Further support for a difference between the south and north of the county comes
from an analysis of the ejections of ministers from their churches carried out by
the Earl of Manchester in 1644. Of 23 cases, all but two are within south Norfolk
(more precisely, within the arc of territory covered by Captain Gilley, as shown
in map 8.2). Of the remaining two cases, one is near King's Lynn, so only just outside
the arc, and the other was a minister who had already attracted the attention of
the House of Commons. (Source: A. G. Matthews, Walker Revised.
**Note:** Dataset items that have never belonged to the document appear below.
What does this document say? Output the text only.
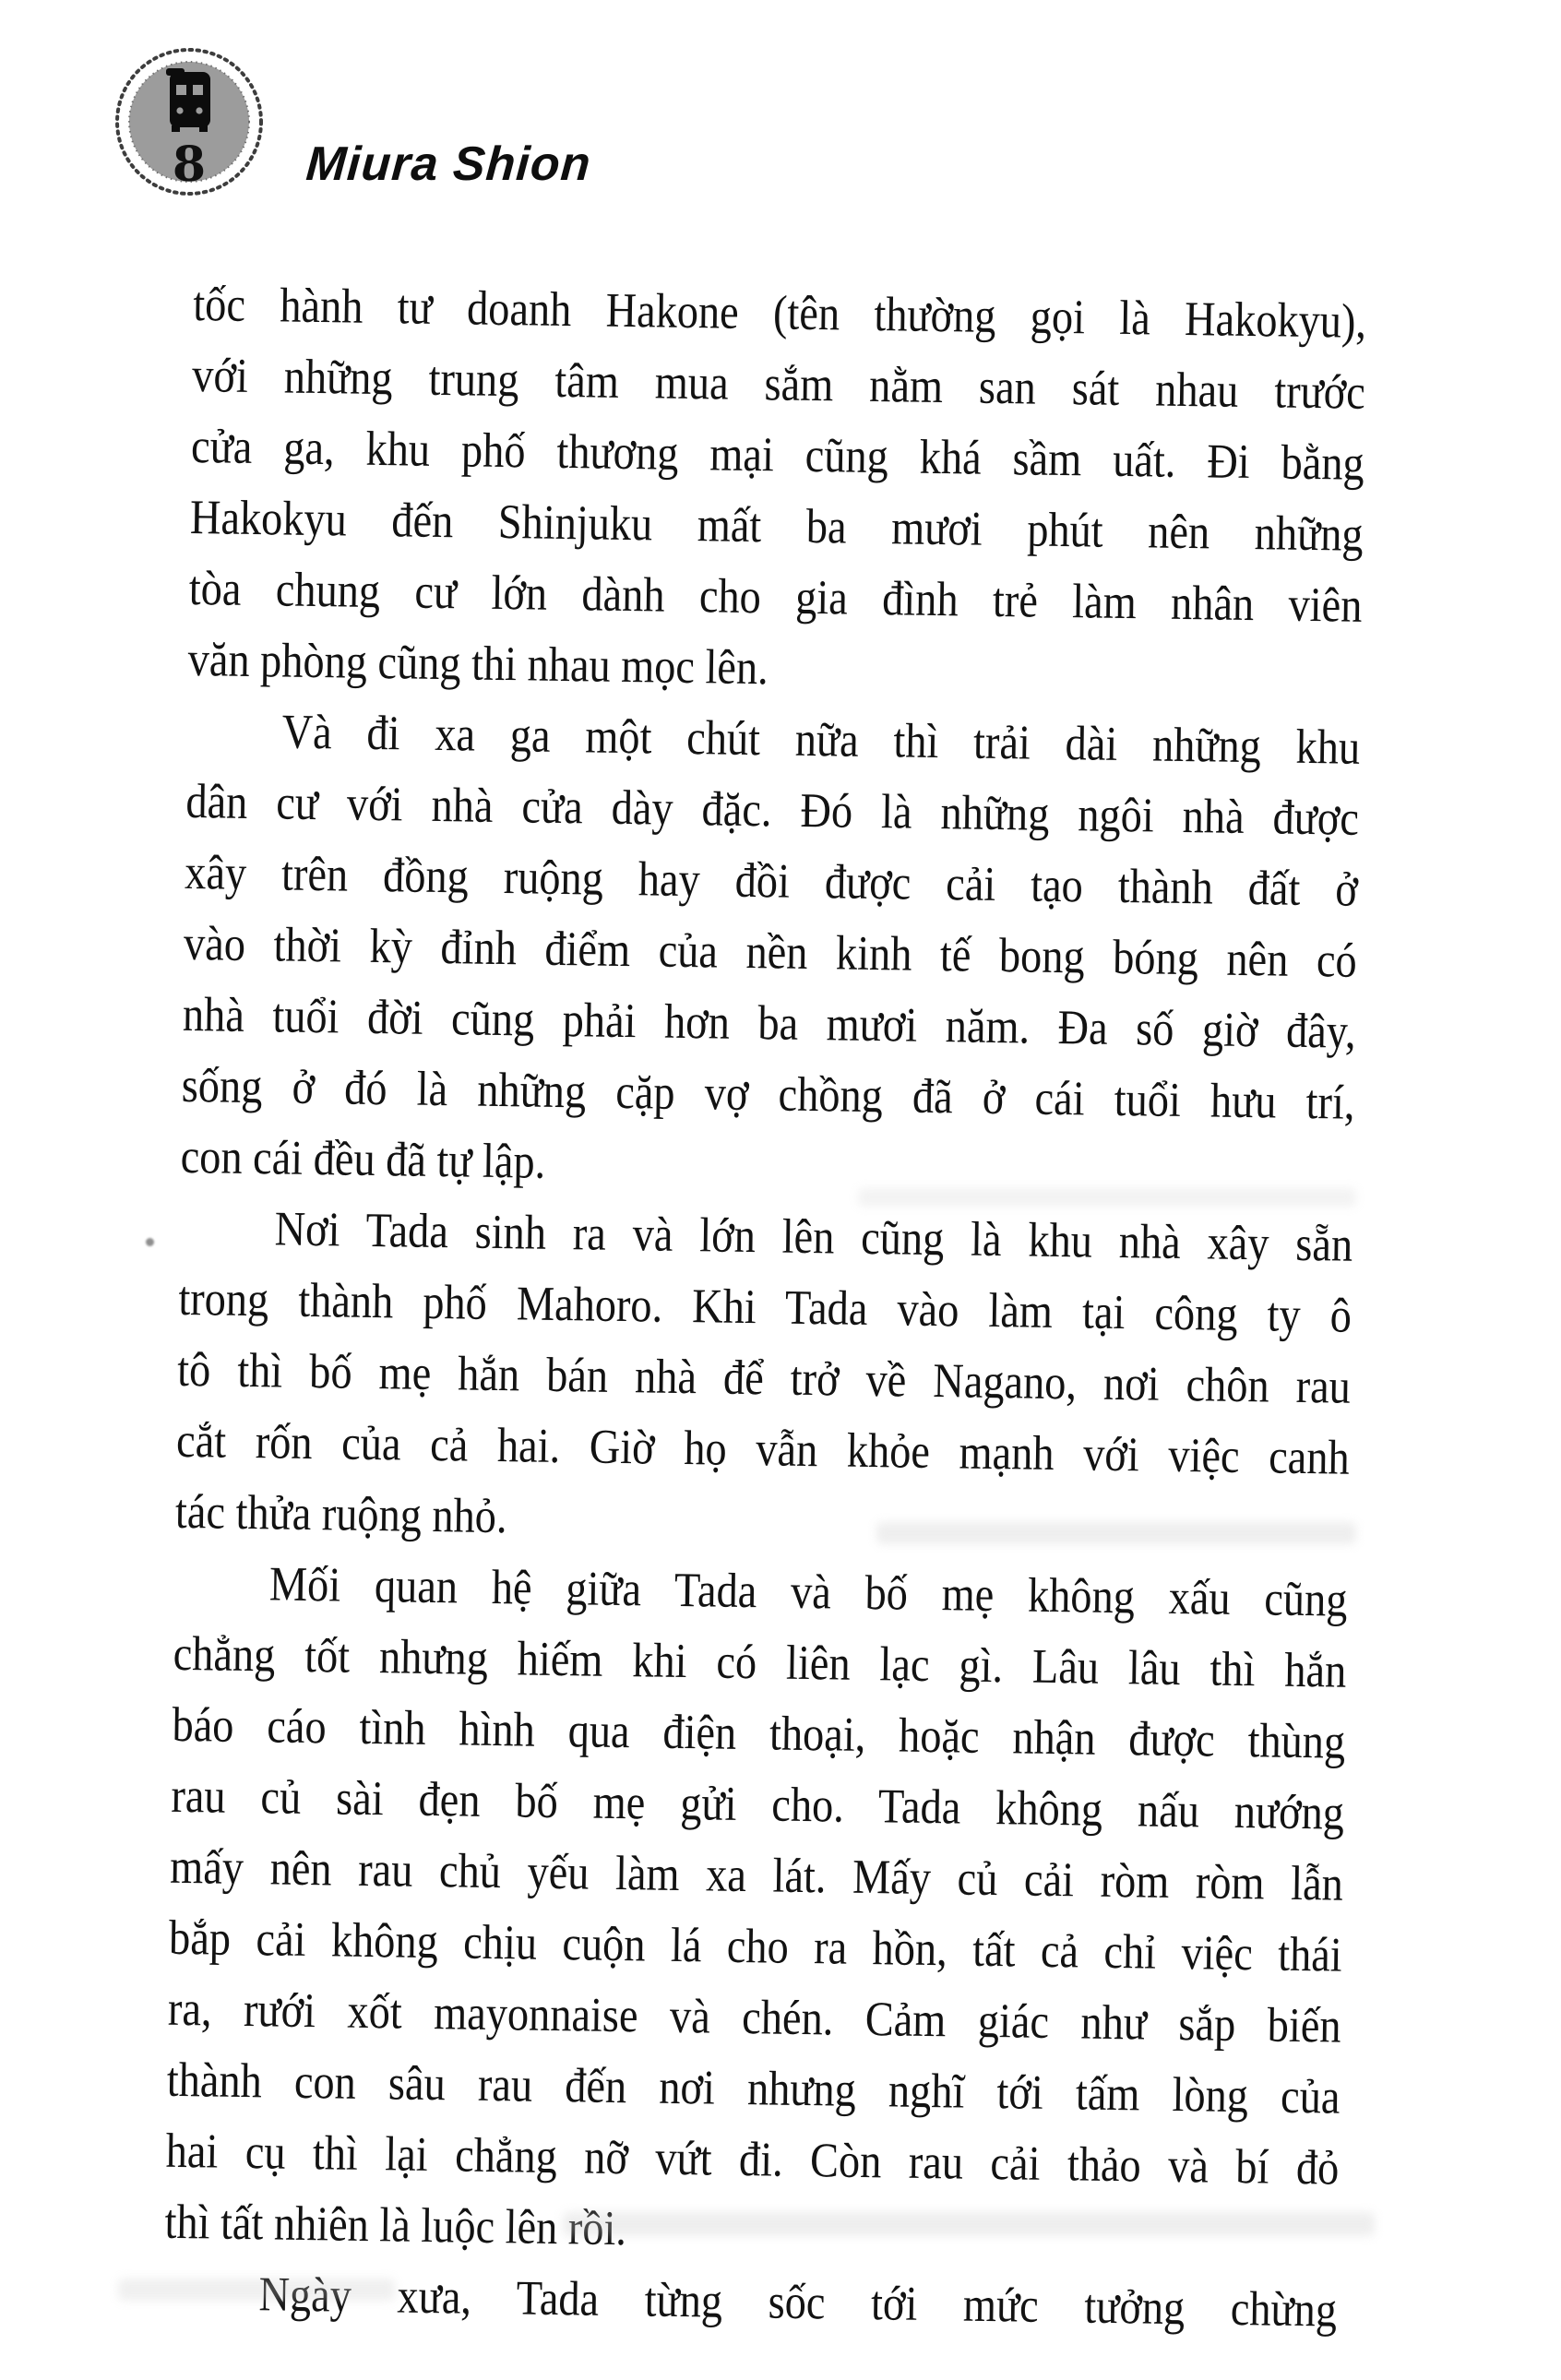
8 Miura Shion
tốc hành tư doanh Hakone (tên thường gọi là Hakokyu),
với những trung tâm mua sắm nằm san sát nhau trước
cửa ga, khu phố thương mại cũng khá sầm uất. Đi bằng
Hakokyu đến Shinjuku mất ba mươi phút nên những
tòa chung cư lớn dành cho gia đình trẻ làm nhân viên
văn phòng cũng thi nhau mọc lên.
Và đi xa ga một chút nữa thì trải dài những khu
dân cư với nhà cửa dày đặc. Đó là những ngôi nhà được
xây trên đồng ruộng hay đồi được cải tạo thành đất ở
vào thời kỳ đỉnh điểm của nền kinh tế bong bóng nên có
nhà tuổi đời cũng phải hơn ba mươi năm. Đa số giờ đây,
sống ở đó là những cặp vợ chồng đã ở cái tuổi hưu trí,
con cái đều đã tự lập.
Nơi Tada sinh ra và lớn lên cũng là khu nhà xây sẵn
trong thành phố Mahoro. Khi Tada vào làm tại công ty ô
tô thì bố mẹ hắn bán nhà để trở về Nagano, nơi chôn rau
cắt rốn của cả hai. Giờ họ vẫn khỏe mạnh với việc canh
tác thửa ruộng nhỏ.
Mối quan hệ giữa Tada và bố mẹ không xấu cũng
chẳng tốt nhưng hiếm khi có liên lạc gì. Lâu lâu thì hắn
báo cáo tình hình qua điện thoại, hoặc nhận được thùng
rau củ sài đẹn bố mẹ gửi cho. Tada không nấu nướng
mấy nên rau chủ yếu làm xa lát. Mấy củ cải ròm ròm lẫn
bắp cải không chịu cuộn lá cho ra hồn, tất cả chỉ việc thái
ra, rưới xốt mayonnaise và chén. Cảm giác như sắp biến
thành con sâu rau đến nơi nhưng nghĩ tới tấm lòng của
hai cụ thì lại chẳng nỡ vứt đi. Còn rau cải thảo và bí đỏ
thì tất nhiên là luộc lên rồi.
Ngày xưa, Tada từng sốc tới mức tưởng chừng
Thanks to Matthew
Reynolds for suggesting that this should be looked at.) Further note: it now seems
possible that these results are due to a biassed survival of evidence, and should
not perhaps be taken at face value.
Comments added during 2001
St Mary le Tower, Ipswich
A recent discovery suggests that at St Mary le Tower, Ipswich, the glass had been
taken down some time before Dowsing's arrival, explaining why he mentions no pictures
in his account (page 230).
Although the churchwardens’ accounts are defective for the period 1641-46 and then
until 1652, there is another churchwardens' book with elections of parish officers
and miscellaneous things, including the following:
November 5th 1643
At A meetynge of the Parishioners of the parish of St Mary le Tower it is agreede
by us whose hands are here under subscribed to pay soe much for and towards the mendynge
of the Glasse windowes & other Reparations of our Church as is necisarii & every
man doe promise to pay into the hands of the churchwardens so much in monnies as
mounted equal to halfe a yeeres wages for the minister ... this former Rate of Fourty
pounds p. annum
(Suffolk Record Office FB91/E1/1)5
Fabricator of forged Cromwell letters
In Appendix 15, we speculate that Caddy Thomas was the fabricator of a set of forged
Cromwell letters, commenting that Walter Rye, the man who unmasked the deception,
does not name the person whom he suspected of carrying out the deed. In fact, however,
Rye does name his suspect in a later work, and it was not Caddy Thomas, but one Henry
Walter Rye, Songs, Stories and Sayings of Norfolk (1897), page 91. (Thanks to John
Creasey for this reference.)
More about Boldero
At Pembroke, Dowsing argued with several fellows (see page 161). One of them was
Edward Boldero. It seems that Dowsing may have known of him already. Boldero held
a curacy in Ipswich, and in 1638 a major row erupted with one of his parishioners,
Edward Bedwell, when Boldero refused him communion because he was kneeling in a pew
near the communion table rather than at the rail.
J. Blatchly, The Topographers of Suffolk, (Suffolk County Council, 1988) page 27
More, March 2002: Boldero came from Bury St Edmunds, and received his education at
Ipswich School. (DNB entry.)
More evidence for lack of crucifixes on tables
Footnote 104 on page 269 argues at some length that crucifixes were not found on
communion tables at our period. An additional piece of evidence is the complete silence
on the topic of the report on 'innovations' of the Committee of Divines in 1641.They
did complain of 'advancing crucifixes and images upon the parafront, or altar-cloth,
so called' but made no mention of crucifixes or crosses actually on the table.
Edward Cardwell, A History of Conferences, (1841), 272.